Independent financial advisors will be increasing their allocations to private credit, and some are steering away from traditional asset classes to do it, according to a recent survey conducted by Crystal Capital Partners, an alternative investment platform.

The Miami-based firm surveyed more than 50 of the independent advisors who use its platform and found that more than 60% will increase their exposure to private credit this year.

Moreover, of those who plan to increase their allocation, more than 5% said they would reallocate it from another alternative asset class while 35% said they would be allocating new money to increase that allocation.

“Private credit funds are providing distributable income to investors, often quarterly, by generating yield on originated loans,” said Alan Strauss, senior partner and director of investor relations at Crystal Capital. “As long as they continue to do so at a very attractive rate ... there’s a deserved place within a high-net-worth client's portfolio.” 

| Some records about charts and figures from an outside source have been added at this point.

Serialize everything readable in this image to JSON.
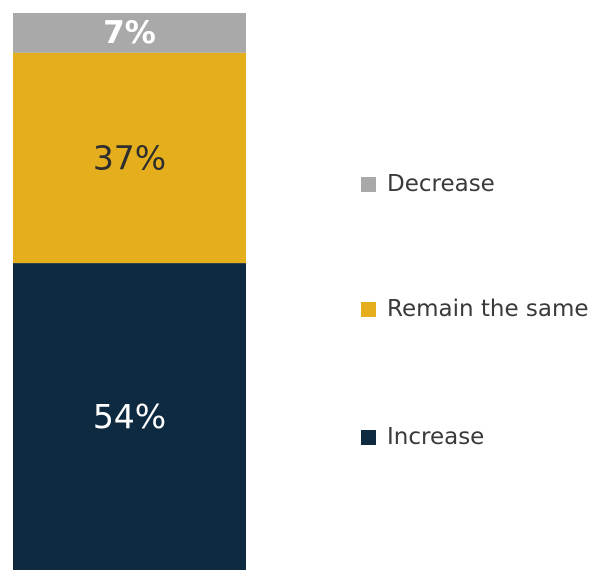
{
  "chart_data": {
    "type": "bar",
    "stacked": true,
    "orientation": "vertical",
    "categories": [
      ""
    ],
    "series": [
      {
        "name": "Increase",
        "values": [
          54
        ],
        "color": "#0d2a40",
        "label": "54%",
        "label_color": "#ffffff"
      },
      {
        "name": "Remain the same",
        "values": [
          37
        ],
        "color": "#e5ae1c",
        "label": "37%",
        "label_color": "#2e2e2e"
      },
      {
        "name": "Decrease",
        "values": [
          7
        ],
        "color": "#a9a9a9",
        "label": "7%",
        "label_color": "#ffffff"
      }
    ],
    "ylim": [
      0,
      98
    ],
    "grid": false,
    "legend_placement": "right",
    "legend_order": [
      "Decrease",
      "Remain the same",
      "Increase"
    ]
  }
}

There’s been persistent volatility in public fixed-income markets since late 2020, which means advisors might be looking to alternative forms of distributable income, according to Strauss. 

The survey found that of those who are increasing their allocation, 35% said they plan to allocate up to 10% of their clients’ portfolios from public fixed income to private credit.

In addition, more than 15% plan to reallocate up to 25% from public fixed income, while less than 5% are going to reallocate 50% or more from public fixed income, the survey found.

The most popular sub-topic of private credit was direct lending, which 50% listed as their top interest while more than 25% said it was real estate debt and more than 20% said both mezzanine debt and special situations. 

Other areas that garnered interest were distressed debt, infrastructure debt and venture debt, while more than 40% of those surveyed said they did not have a preference.

Some advisors were apprehensive about increasing their allocation to private credit. The study probed into those reasons and found that of those who said they are not planning to increase their allocation, 70% said it was because of a perceived higher risk in the asset class.

In addition, more than 45% said it was because of client preference while almost 40% said it was because they were not familiar with private credit. 

Education can help better inform advisors and their clients about the allocation and address any misconceptions that might exist about it, Strauss explained.

“I think the education component is critical because there are so many misnomers and misconceptions in this generally opaque industry,” he said. “It’s important for advisors to understand what those are and that there are solutions that really help them address them and eliminate any pain points.”

Strauss believes the study shows that private credit is ready to grow significantly as an asset class but warned that advisors will need to increase due diligence on the products they invest in.

“The growth of private credit and its success is only going to lead to more asset managers proliferating the product line,” he said. “Because of the product proliferation, it’s even more important today that advisors have a really discerning eye and are highly selective of the products that they work with.”